“Selling PH is like selling Chicken Joy,” says new Tourism Secretary Ramon Reyes Jimenez in a press conference at the Malacañang Palace earlier last month. I have no doubt in his confidence to make the country top the tourism industry in the world. After all, no one beats his credentials as a czar in advertising.
I like his idea of comparing Jollibee’s Chicken Joy to our country itself. That would mean world-class. That would mean he is conceited that the Philippines is ‘crispylicious’ and ‘juicylicous.’ However, when he said, “The Philippines is the most beautiful country in the world,” I wonder if he is even close to the truth, and if all he can do is just plain sales talk and advertising.
You see, there is much more about Jollibee than the Chicken Joy itself. And again, no matter how beautiful our country is, if the environment and facilities is the irony of Jollibee’s, then the booming of our country’s tourism cannot begin soon enough.
Customers go to Jollibee not only because of their delicious Chicken Joy but because of their accommodation, strategic location to the masses, clean comfort rooms, neat surroundings, and attentive and well-trained staff. This is what I’m talking about. The Philippines lacks these things.
The Philippines is a very beautiful country, that’s not a question anymore. But I am also very sure that tourists won’t be coming back after they found out that a paradise like ours has nasty-smelling comfort rooms, terrible services in some restaurants, aging airports, and bumpy roads.

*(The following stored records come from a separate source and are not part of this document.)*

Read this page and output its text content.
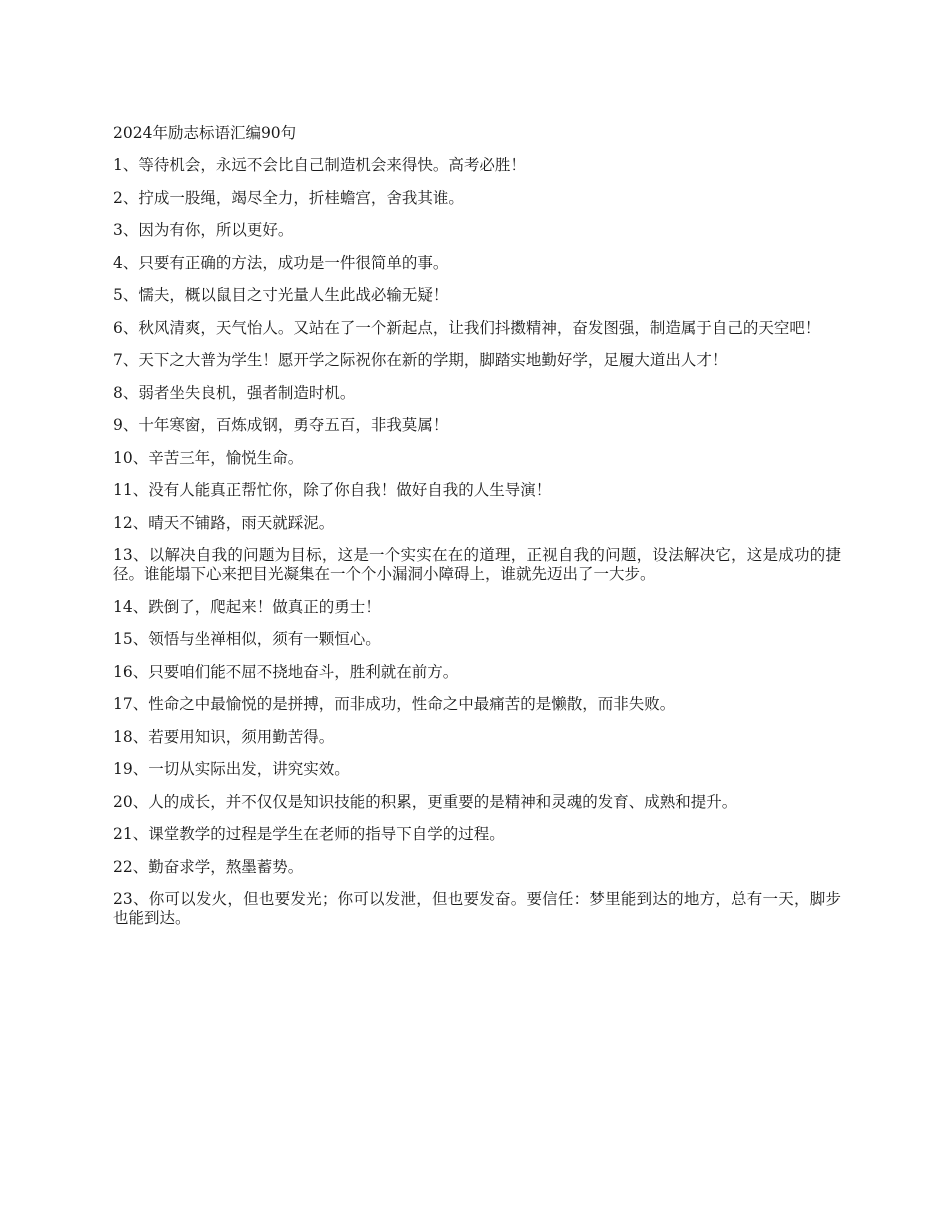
2024年励志标语汇编90句

1、等待机会，永远不会比自己制造机会来得快。高考必胜！

2、拧成一股绳，竭尽全力，折桂蟾宫，舍我其谁。

3、因为有你，所以更好。

4、只要有正确的方法，成功是一件很简单的事。

5、懦夫，概以鼠目之寸光量人生此战必输无疑！

6、秋风清爽，天气怡人。又站在了一个新起点，让我们抖擞精神，奋发图强，制造属于自己的天空吧！

7、天下之大普为学生！愿开学之际祝你在新的学期，脚踏实地勤好学，足履大道出人才！

8、弱者坐失良机，强者制造时机。

9、十年寒窗，百炼成钢，勇夺五百，非我莫属！

10、辛苦三年，愉悦生命。

11、没有人能真正帮忙你，除了你自我！做好自我的人生导演！

12、晴天不铺路，雨天就踩泥。

13、以解决自我的问题为目标，这是一个实实在在的道理，正视自我的问题，设法解决它，这是成功的捷径。谁能塌下心来把目光凝集在一个个小漏洞小障碍上，谁就先迈出了一大步。

14、跌倒了，爬起来！做真正的勇士！

15、领悟与坐禅相似，须有一颗恒心。

16、只要咱们能不屈不挠地奋斗，胜利就在前方。

17、性命之中最愉悦的是拼搏，而非成功，性命之中最痛苦的是懒散，而非失败。

18、若要用知识，须用勤苦得。

19、一切从实际出发，讲究实效。

20、人的成长，并不仅仅是知识技能的积累，更重要的是精神和灵魂的发育、成熟和提升。

21、课堂教学的过程是学生在老师的指导下自学的过程。

22、勤奋求学，熬墨蓄势。

23、你可以发火，但也要发光；你可以发泄，但也要发奋。要信任：梦里能到达的地方，总有一天，脚步也能到达。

Now, is selling the Philippines like selling Chicken Joy? I don’t think so. That would mean selling the Philippines like the fried chicken found in our public sidewalks where there are no spoons, forks, and plates, not to mention the high risk of Hepatitis to the customers because of its extreme exposure to dust and smoke.
For our tourism industry to succeed, we need to reshape the physical appearance of our country. We need to invest more on infrastructures. We need to create more concrete and wide roads, maintain the cleanliness of our tourist spots, remodel and renovate all of our international airports, fix the rates of the hotels and restaurants, and lastly, supply enough manpower that are well-trained and service-oriented.
In other words, advertising is not enough. The beautiful beaches and breath-taking sceneries are not enough. For the Philippines to be truly world-class, we need to be world-class in all aspects.